Mientras que un buen número de personas visitan estos días las playas, soportando las altas temperaturas y hacinándose en la arena con fines de ocio, disfrutando de unas merecidas vacaciones, con la tranquilidad que supone saber que después del viaje, todo volverá a la normalidad, otras, en cambio, bajo el paraguas de la inmigración clandestina, en pateras o cayucos, intentan alcanzar las costas españolas, con el objetivo de -en el mejor de los casos- alcanzar la gloria, que les otorgue mejores condiciones de vida. Dos situaciones muy distintas, en un mismo escenario, que invitan, cuando menos, a la reflexión y al análisis.

La triste realidad es que -posiblemente preocupados por el paro, por la crisis económica, por el día a día que nos absorbe demasiado tiempo- nos hemos olvidado en buena parte del problema de la inmigración, del flujo de personas que siguen jugándose la vida en la travesía y que siguen llegando de manera masiva a las costas españolas (690 pateras interceptadas en el año 2007), sin que seamos capaces de atajar este problema con las herramientas de las que se disponen en el estado de derecho. Algo estamos haciendo mal, o simplemente no lo hacemos, porque no logramos atajar este éxodo humano que aunque parece haber disminuido no deja de ser una realidad y noticia en los medios de comunicación, que cada poco, vuelven a hablar de lo mismo y a mostrarnos imágenes similares, en torno a un drama que, por cotidiano, parece asumido y quizás ignorado.
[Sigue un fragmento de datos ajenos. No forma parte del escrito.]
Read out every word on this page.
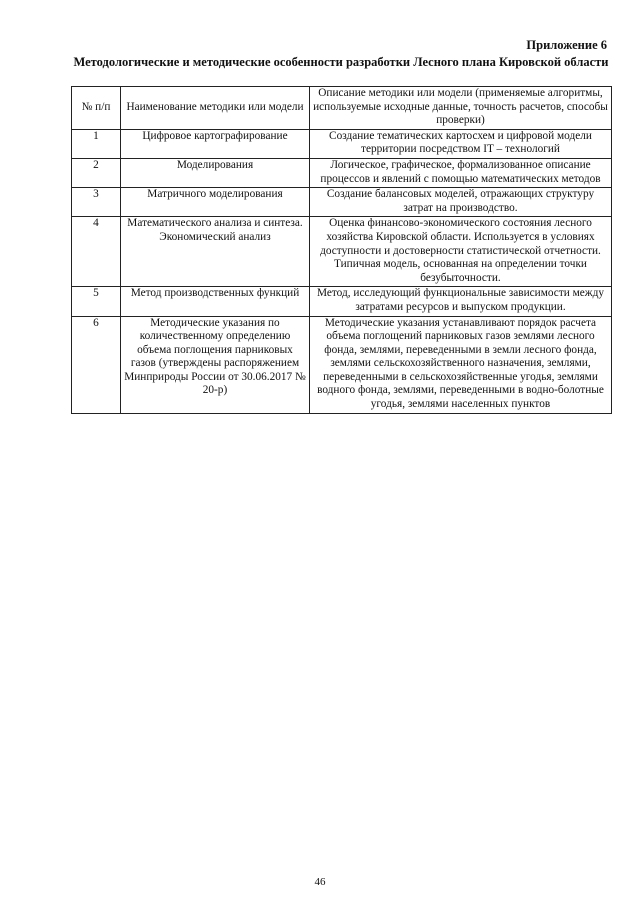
Приложение 6
Методологические и методические особенности разработки Лесного плана Кировской области
№ п/п	Наименование методики или модели	Описание методики или модели (применяемые алгоритмы, используемые исходные данные, точность расчетов, способы проверки)
1	Цифровое картографирование	Создание тематических картосхем и цифровой модели территории посредством IT – технологий
2	Моделирования	Логическое, графическое, формализованное описание процессов и явлений с помощью математических методов
3	Матричного моделирования	Создание балансовых моделей, отражающих структуру затрат на производство.
4	Математического анализа и синтеза. Экономический анализ	Оценка финансово-экономического состояния лесного хозяйства Кировской области. Используется в условиях доступности и достоверности статистической отчетности. Типичная модель, основанная на определении точки безубыточности.
5	Метод производственных функций	Метод, исследующий функциональные зависимости между затратами ресурсов и выпуском продукции.
6	Методические указания по количественному определению объема поглощения парниковых газов (утверждены распоряжением Минприроды России от 30.06.2017 № 20-р)	Методические указания устанавливают порядок расчета объема поглощений парниковых газов землями лесного фонда, землями, переведенными в земли лесного фонда, землями сельскохозяйственного назначения, землями, переведенными в сельскохозяйственные угодья, землями водного фонда, землями, переведенными в водно-болотные угодья, землями населенных пунктов
46
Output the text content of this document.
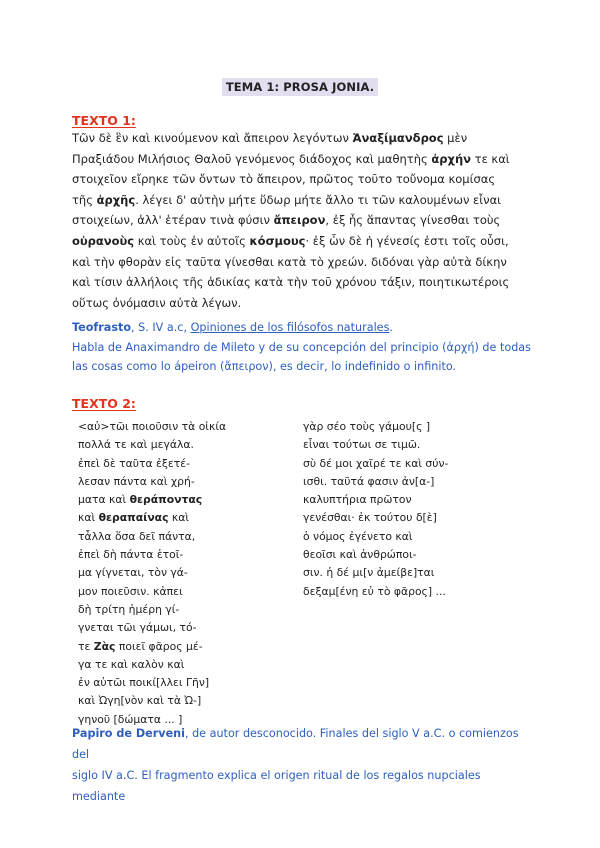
TEMA 1: PROSA JONIA.
TEXTO 1:
Τῶν δὲ ἓν καὶ κινούμενον καὶ ἄπειρον λεγόντων Ἀναξίμανδρος μὲν
Πραξιάδου Μιλήσιος Θαλοῦ γενόμενος διάδοχος καὶ μαθητὴς ἀρχήν τε καὶ
στοιχεῖον εἴρηκε τῶν ὄντων τὸ ἄπειρον, πρῶτος τοῦτο τοὔνομα κομίσας
τῆς ἀρχῆς. λέγει δ' αὐτὴν μήτε ὕδωρ μήτε ἄλλο τι τῶν καλουμένων εἶναι
στοιχείων, ἀλλ' ἑτέραν τινὰ φύσιν ἄπειρον, ἐξ ἧς ἅπαντας γίνεσθαι τοὺς
οὐρανοὺς καὶ τοὺς ἐν αὐτοῖς κόσμους· ἐξ ὧν δὲ ἡ γένεσίς ἐστι τοῖς οὖσι,
καὶ τὴν φθορὰν εἰς ταῦτα γίνεσθαι κατὰ τὸ χρεών. διδόναι γὰρ αὐτὰ δίκην
καὶ τίσιν ἀλλήλοις τῆς ἀδικίας κατὰ τὴν τοῦ χρόνου τάξιν, ποιητικωτέροις
οὕτως ὀνόμασιν αὐτὰ λέγων.
Teofrasto, S. IV a.c, Opiniones de los filósofos naturales.
Habla de Anaximandro de Mileto y de su concepción del principio (ἀρχή) de todas
las cosas como lo ápeiron (ἄπειρον), es decir, lo indefinido o infinito.
TEXTO 2:
<αὐ>τῶι ποιοῦσιν τὰ οἰκία
πολλά τε καὶ μεγάλα.
ἐπεὶ δὲ ταῦτα ἐξετέ-
λεσαν πάντα καὶ χρή-
ματα καὶ θεράποντας
καὶ θεραπαίνας καὶ
τἆλλα ὅσα δεῖ πάντα,
ἐπεὶ δὴ πάντα ἑτοῖ-
μα γίγνεται, τὸν γά-
μον ποιεῦσιν. κἀπει
δὴ τρίτη ἡμέρη γί-
γνεται τῶι γάμωι, τό-
τε Ζὰς ποιεῖ φᾶρος μέ-
γα τε καὶ καλὸν καὶ
ἐν αὐτῶι ποικί[λλει Γῆν]
καὶ Ὠγη[νὸν καὶ τὰ Ὠ-]
γηνοῦ [δώματα ... ]
γὰρ σέο τοὺς γάμου[ς ]
εἶναι τούτωι σε τιμῶ.
σὺ δέ μοι χαῖρέ τε καὶ σύν-
ισθι. ταῦτά φασιν ἀν[α-]
καλυπτήρια πρῶτον
γενέσθαι· ἐκ τούτου δ[ὲ]
ὁ νόμος ἐγένετο καὶ
θεοῖσι καὶ ἀνθρώποι-
σιν. ἡ δέ μι[ν ἀμείβε]ται
δεξαμ[ένη εὐ τὸ φᾶρος] ...
Papiro de Derveni, de autor desconocido. Finales del siglo V a.C. o comienzos del
siglo IV a.C. El fragmento explica el origen ritual de los regalos nupciales mediante
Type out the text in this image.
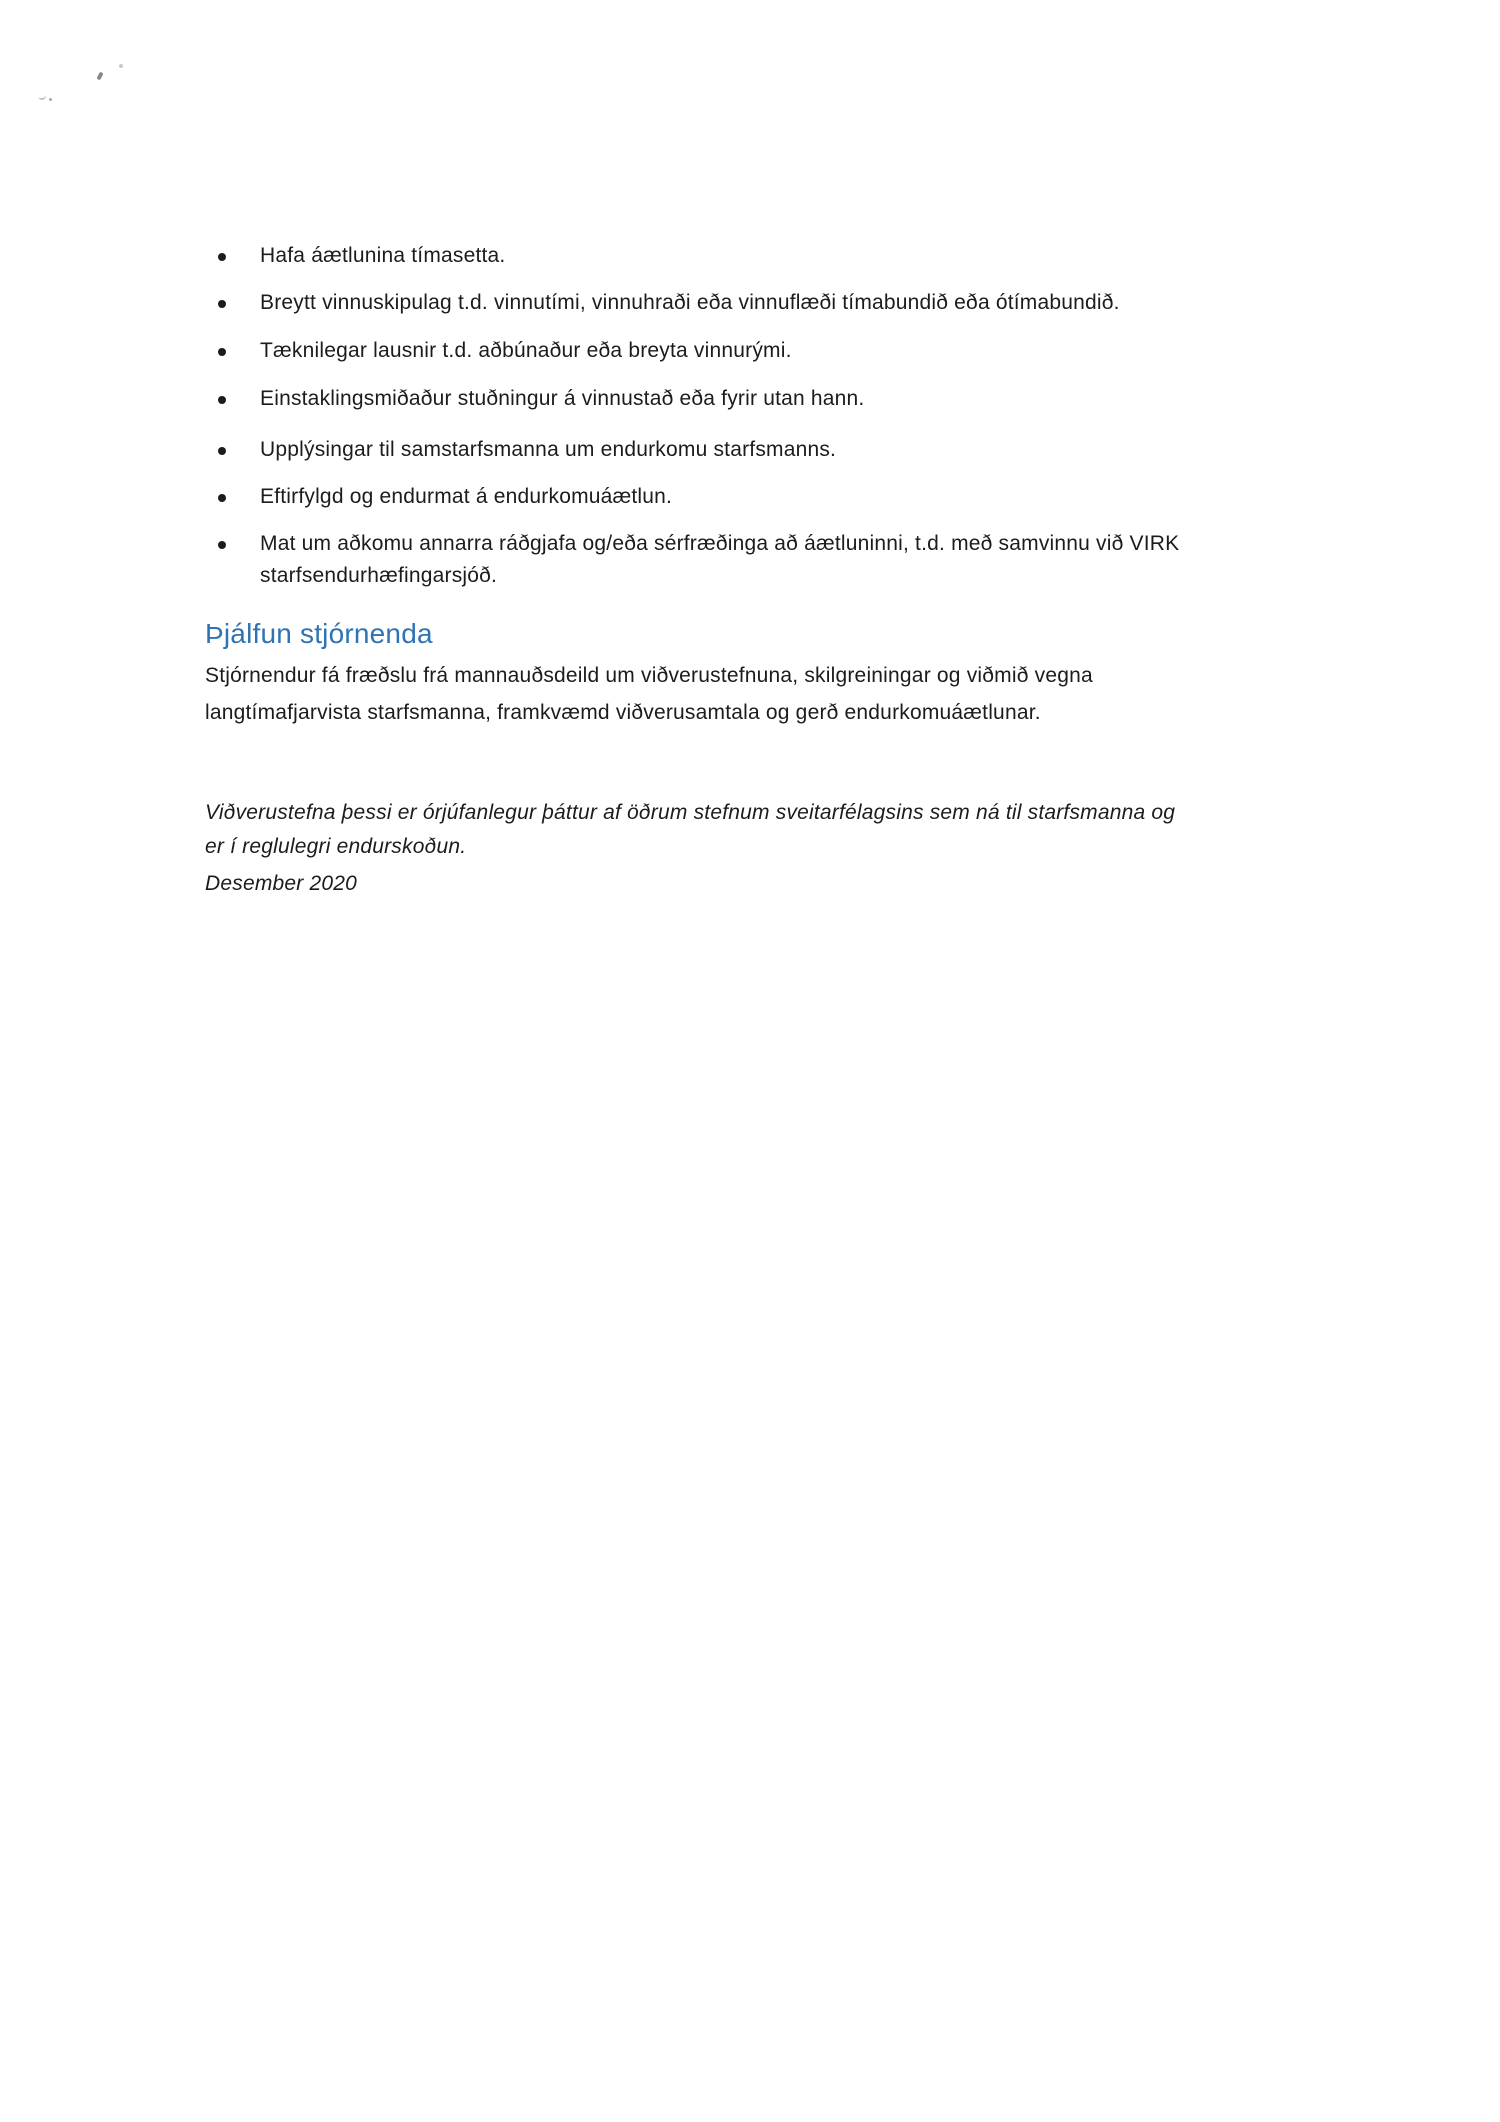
Hafa áætlunina tímasetta.
Breytt vinnuskipulag t.d. vinnutími, vinnuhraði eða vinnuflæði tímabundið eða ótímabundið.
Tæknilegar lausnir t.d. aðbúnaður eða breyta vinnurými.
Einstaklingsmiðaður stuðningur á vinnustað eða fyrir utan hann.
Upplýsingar til samstarfsmanna um endurkomu starfsmanns.
Eftirfylgd og endurmat á endurkomuáætlun.
Mat um aðkomu annarra ráðgjafa og/eða sérfræðinga að áætluninni, t.d. með samvinnu við VIRK
starfsendurhæfingarsjóð.
Þjálfun stjórnenda
Stjórnendur fá fræðslu frá mannauðsdeild um viðverustefnuna, skilgreiningar og viðmið vegna
langtímafjarvista starfsmanna, framkvæmd viðverusamtala og gerð endurkomuáætlunar.
Viðverustefna þessi er órjúfanlegur þáttur af öðrum stefnum sveitarfélagsins sem ná til starfsmanna og
er í reglulegri endurskoðun.
Desember 2020
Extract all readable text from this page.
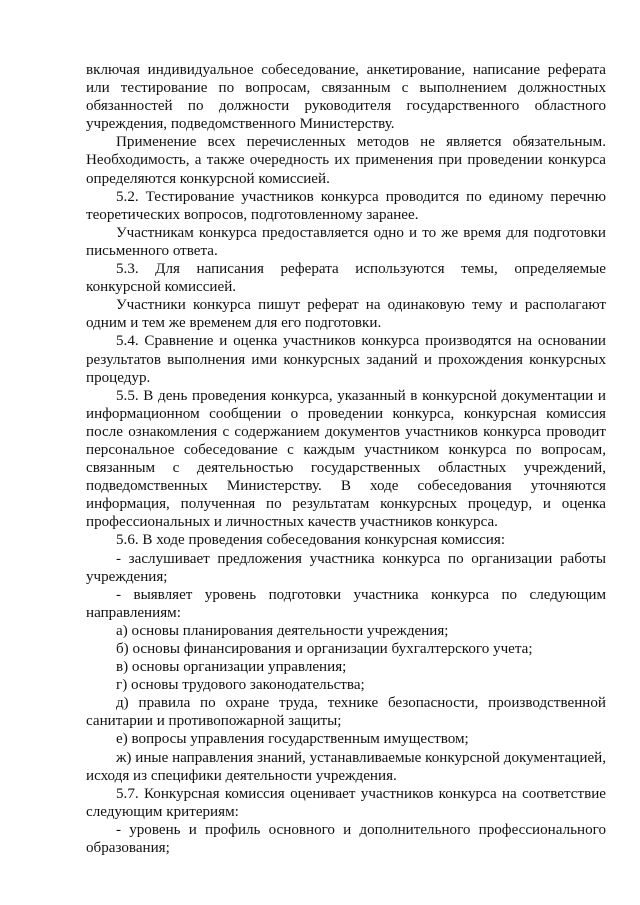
включая индивидуальное собеседование, анкетирование, написание реферата или тестирование по вопросам, связанным с выполнением должностных обязанностей по должности руководителя государственного областного учреждения, подведомственного Министерству.

Применение всех перечисленных методов не является обязательным. Необходимость, а также очередность их применения при проведении конкурса определяются конкурсной комиссией.

5.2. Тестирование участников конкурса проводится по единому перечню теоретических вопросов, подготовленному заранее.

Участникам конкурса предоставляется одно и то же время для подготовки письменного ответа.

5.3. Для написания реферата используются темы, определяемые конкурсной комиссией.

Участники конкурса пишут реферат на одинаковую тему и располагают одним и тем же временем для его подготовки.

5.4. Сравнение и оценка участников конкурса производятся на основании результатов выполнения ими конкурсных заданий и прохождения конкурсных процедур.

5.5. В день проведения конкурса, указанный в конкурсной документации и информационном сообщении о проведении конкурса, конкурсная комиссия после ознакомления с содержанием документов участников конкурса проводит персональное собеседование с каждым участником конкурса по вопросам, связанным с деятельностью государственных областных учреждений, подведомственных Министерству. В ходе собеседования уточняются информация, полученная по результатам конкурсных процедур, и оценка профессиональных и личностных качеств участников конкурса.

5.6. В ходе проведения собеседования конкурсная комиссия:

- заслушивает предложения участника конкурса по организации работы учреждения;

- выявляет уровень подготовки участника конкурса по следующим направлениям:

а) основы планирования деятельности учреждения;

б) основы финансирования и организации бухгалтерского учета;

в) основы организации управления;

г) основы трудового законодательства;

д) правила по охране труда, технике безопасности, производственной санитарии и противопожарной защиты;

е) вопросы управления государственным имуществом;

ж) иные направления знаний, устанавливаемые конкурсной документацией, исходя из специфики деятельности учреждения.

5.7. Конкурсная комиссия оценивает участников конкурса на соответствие следующим критериям:

- уровень и профиль основного и дополнительного профессионального образования;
En época de crisis los países ricos se resienten, pero los pobres, extreman su pobreza. Por muchas barreras policiales y de otro tipo que se pretendan poner en marcha para obstaculizar este tránsito, resulta complejo frenar a la avalancha humana que busca la salida a una situación muy compleja, de hambruna y de miseria, que obviamente les ciega y les impulsa hacia el mar, inmunizándoles de temores y riesgos, buscando la puerta de salida que supone la playa, para cumplir sus sueños o acaso para volver a empezar.